The house was built of stone With a courtyard inside Where, on a hot day, one Could sit in shade Under a tree, and have A glass of something cool.The thing about Klinghoffer is that everybody, not just Jews, wants to have nice things and be able to relax in the shade with a cool drink and enjoy themselves (this is a pleasure cruise, after all!) and not have to worry about somebody pointing a gun at them or blowing them up. And everybody in it is, in some sense, self-absorbed. There's no character, of any nationality, in the entire opera—Austrian, Swiss, English, American, Arab—who does not come off as self-absorbed for at least a moment in this piece. Please, let's put this anti-semitism in Klinghoffer thing to bed. Anyways. It's so nice to have this "conversation" with somebody who's actually trying to like the piece! Why do so many critics think it's so much more interesting to kick an art form when it's down? Can we please have Mark Adamo reviewing everything instead, forever?
4 Comments:
You need to read the Bob Fink essay on Klinghoffer published in C.O.J. It makes similar points, although he managed to see the score of the deleted first scene and makes some interesting points about its music.

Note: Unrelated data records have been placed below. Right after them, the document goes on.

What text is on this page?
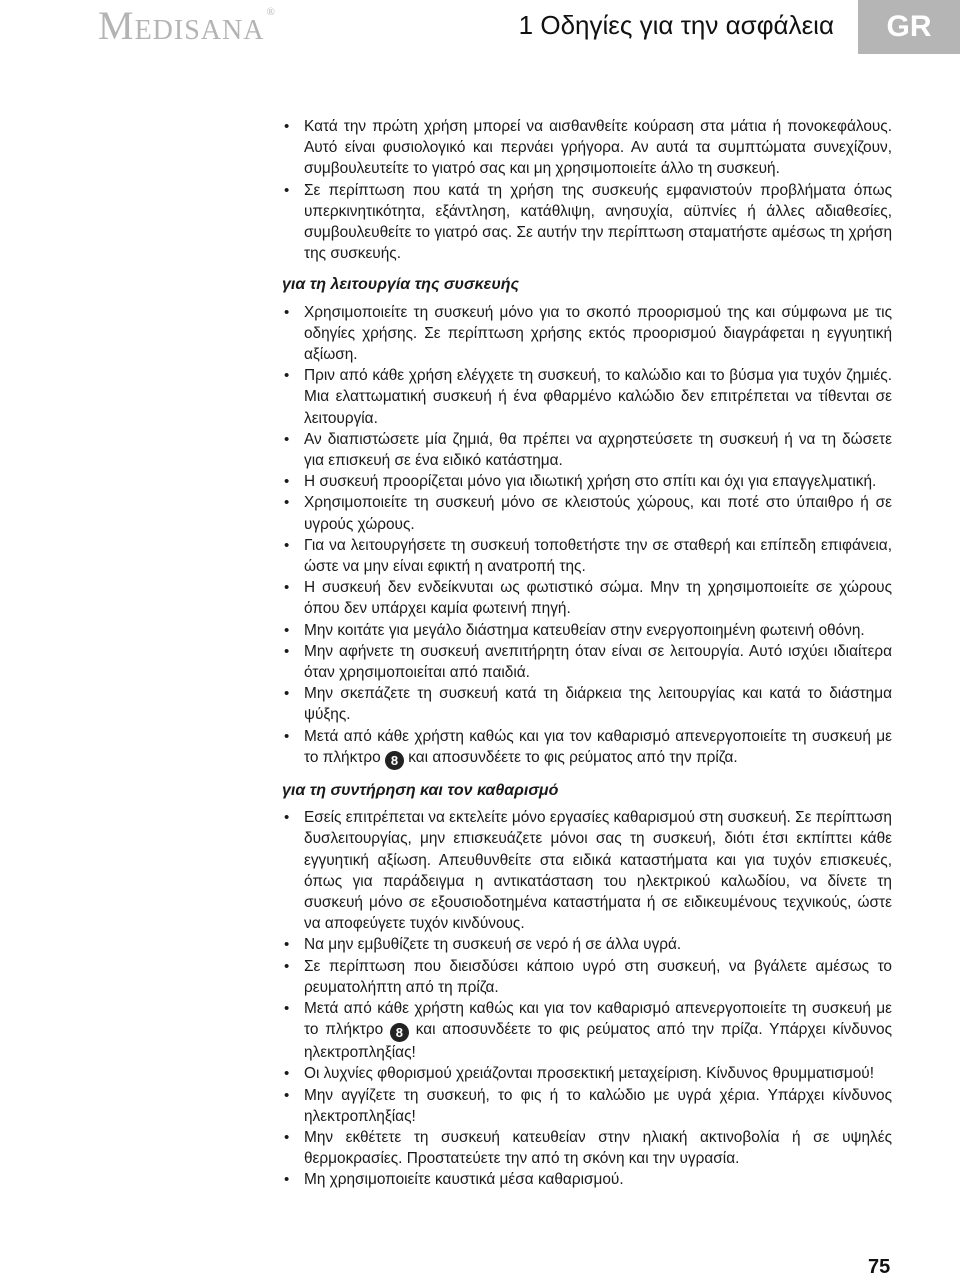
Medisana ®	1 Οδηγίες για την ασφάλεια	GR
• Κατά την πρώτη χρήση μπορεί να αισθανθείτε κούραση στα μάτια ή πονοκεφάλους. Αυτό είναι φυσιολογικό και περνάει γρήγορα. Αν αυτά τα συμπτώματα συνεχίζουν, συμβουλευτείτε το γιατρό σας και μη χρησιμοποιείτε άλλο τη συσκευή.
• Σε περίπτωση που κατά τη χρήση της συσκευής εμφανιστούν προβλήματα όπως υπερκινητικότητα, εξάντληση, κατάθλιψη, ανησυχία, αϋπνίες ή άλλες αδιαθεσίες, συμβουλευθείτε το γιατρό σας. Σε αυτήν την περίπτωση σταματήστε αμέσως τη χρήση της συσκευής.
για τη λειτουργία της συσκευής
• Χρησιμοποιείτε τη συσκευή μόνο για το σκοπό προορισμού της και σύμφωνα με τις οδηγίες χρήσης. Σε περίπτωση χρήσης εκτός προορισμού διαγράφεται η εγγυητική αξίωση.
• Πριν από κάθε χρήση ελέγχετε τη συσκευή, το καλώδιο και το βύσμα για τυχόν ζημιές. Μια ελαττωματική συσκευή ή ένα φθαρμένο καλώδιο δεν επιτρέπεται να τίθενται σε λειτουργία.
• Αν διαπιστώσετε μία ζημιά, θα πρέπει να αχρηστεύσετε τη συσκευή ή να τη δώσετε για επισκευή σε ένα ειδικό κατάστημα.
• Η συσκευή προορίζεται μόνο για ιδιωτική χρήση στο σπίτι και όχι για επαγγελματική.
• Χρησιμοποιείτε τη συσκευή μόνο σε κλειστούς χώρους, και ποτέ στο ύπαιθρο ή σε υγρούς χώρους.
• Για να λειτουργήσετε τη συσκευή τοποθετήστε την σε σταθερή και επίπεδη επιφάνεια, ώστε να μην είναι εφικτή η ανατροπή της.
• Η συσκευή δεν ενδείκνυται ως φωτιστικό σώμα. Μην τη χρησιμοποιείτε σε χώρους όπου δεν υπάρχει καμία φωτεινή πηγή.
• Μην κοιτάτε για μεγάλο διάστημα κατευθείαν στην ενεργοποιημένη φωτεινή οθόνη.
• Μην αφήνετε τη συσκευή ανεπιτήρητη όταν είναι σε λειτουργία. Αυτό ισχύει ιδιαίτερα όταν χρησιμοποιείται από παιδιά.
• Μην σκεπάζετε τη συσκευή κατά τη διάρκεια της λειτουργίας και κατά το διάστημα ψύξης.
• Μετά από κάθε χρήστη καθώς και για τον καθαρισμό απενεργοποιείτε τη συσκευή με το πλήκτρο 8 και αποσυνδέετε το φις ρεύματος από την πρίζα.
για τη συντήρηση και τον καθαρισμό
• Εσείς επιτρέπεται να εκτελείτε μόνο εργασίες καθαρισμού στη συσκευή. Σε περίπτωση δυσλειτουργίας, μην επισκευάζετε μόνοι σας τη συσκευή, διότι έτσι εκπίπτει κάθε εγγυητική αξίωση. Απευθυνθείτε στα ειδικά καταστήματα και για τυχόν επισκευές, όπως για παράδειγμα η αντικατάσταση του ηλεκτρικού καλωδίου, να δίνετε τη συσκευή μόνο σε εξουσιοδοτημένα καταστήματα ή σε ειδικευμένους τεχνικούς, ώστε να αποφεύγετε τυχόν κινδύνους.
• Να μην εμβυθίζετε τη συσκευή σε νερό ή σε άλλα υγρά.
• Σε περίπτωση που διεισδύσει κάποιο υγρό στη συσκευή, να βγάλετε αμέσως το ρευματολήπτη από τη πρίζα.
• Μετά από κάθε χρήστη καθώς και για τον καθαρισμό απενεργοποιείτε τη συσκευή με το πλήκτρο 8 και αποσυνδέετε το φις ρεύματος από την πρίζα. Υπάρχει κίνδυνος ηλεκτροπληξίας!
• Οι λυχνίες φθορισμού χρειάζονται προσεκτική μεταχείριση. Κίνδυνος θρυμματισμού!
• Μην αγγίζετε τη συσκευή, το φις ή το καλώδιο με υγρά χέρια. Υπάρχει κίνδυνος ηλεκτροπληξίας!
• Μην εκθέτετε τη συσκευή κατευθείαν στην ηλιακή ακτινοβολία ή σε υψηλές θερμοκρασίες. Προστατεύετε την από τη σκόνη και την υγρασία.
• Μη χρησιμοποιείτε καυστικά μέσα καθαρισμού.
75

But basically: yes, yes, and more yes. So much half-baked nonsense has been said and written about this heartbreaking work. I swear the backlash to the backlash will be the conventional wisdom pretty soon.

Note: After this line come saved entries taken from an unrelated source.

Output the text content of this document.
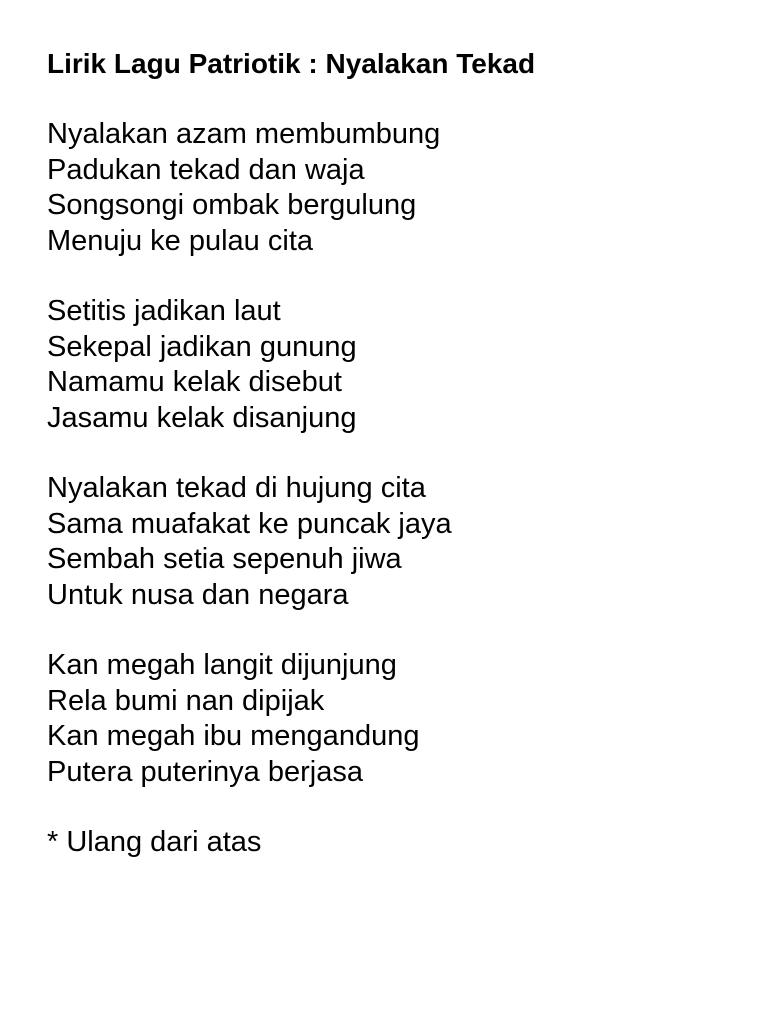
Lirik Lagu Patriotik : Nyalakan Tekad

Nyalakan azam membumbung

Padukan tekad dan waja

Songsongi ombak bergulung

Menuju ke pulau cita

Setitis jadikan laut

Sekepal jadikan gunung

Namamu kelak disebut

Jasamu kelak disanjung

Nyalakan tekad di hujung cita

Sama muafakat ke puncak jaya

Sembah setia sepenuh jiwa

Untuk nusa dan negara

Kan megah langit dijunjung

Rela bumi nan dipijak

Kan megah ibu mengandung

Putera puterinya berjasa

* Ulang dari atas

Thanks for reminding me of the Fink essay, which I think I'd glanced through once before but before I was more familiar with the work...
(no thanks for distracting me this morning :)
You are wise beyond your years. Briefly, since I've seen a few of these:
It would be great if Mr. Adamo devoted himself to criticism. But I'd miss the relaxing naps I've had when attending performances of his music. The Women -- snore...except for about 15 minutes.
Golijov -- he failed in Ainandamar to create a language of his own. We were left with pastiche not at all unsuited to the less than stellar libretto.
Adams: I've just gotten off the phone to check with the friends who joined me at Klinghoffer so many years ago at the Brooklyn Academy of Music. All anyone remembers -- we are gettng old after all -- is Mrs. Klinghoffer's aria, which left us stunned. Most of what is written about this opera is just so much foolishness. Thanks so much for that reference to Taruskin. Such a brilliant man who seems to insist on demonstrating the huge gap between music-lover and musicologist.
Dan: You might have mentioned that Adamo called Klinghoffer "odious" and said although composers of modern opera normally should stick together, he could not do this with regard to Adams. That'a bit much. Adamo all but says that Klinghoffer should not be performed, a censorious point of view that is frightening. As "anonymous" says, one takes naps during an Adamo performance. What is the big deal? And just why did Adamo feel it was necessary to attack Adams this way? His comments were over the top. They sound as if he was retained by AIPAC.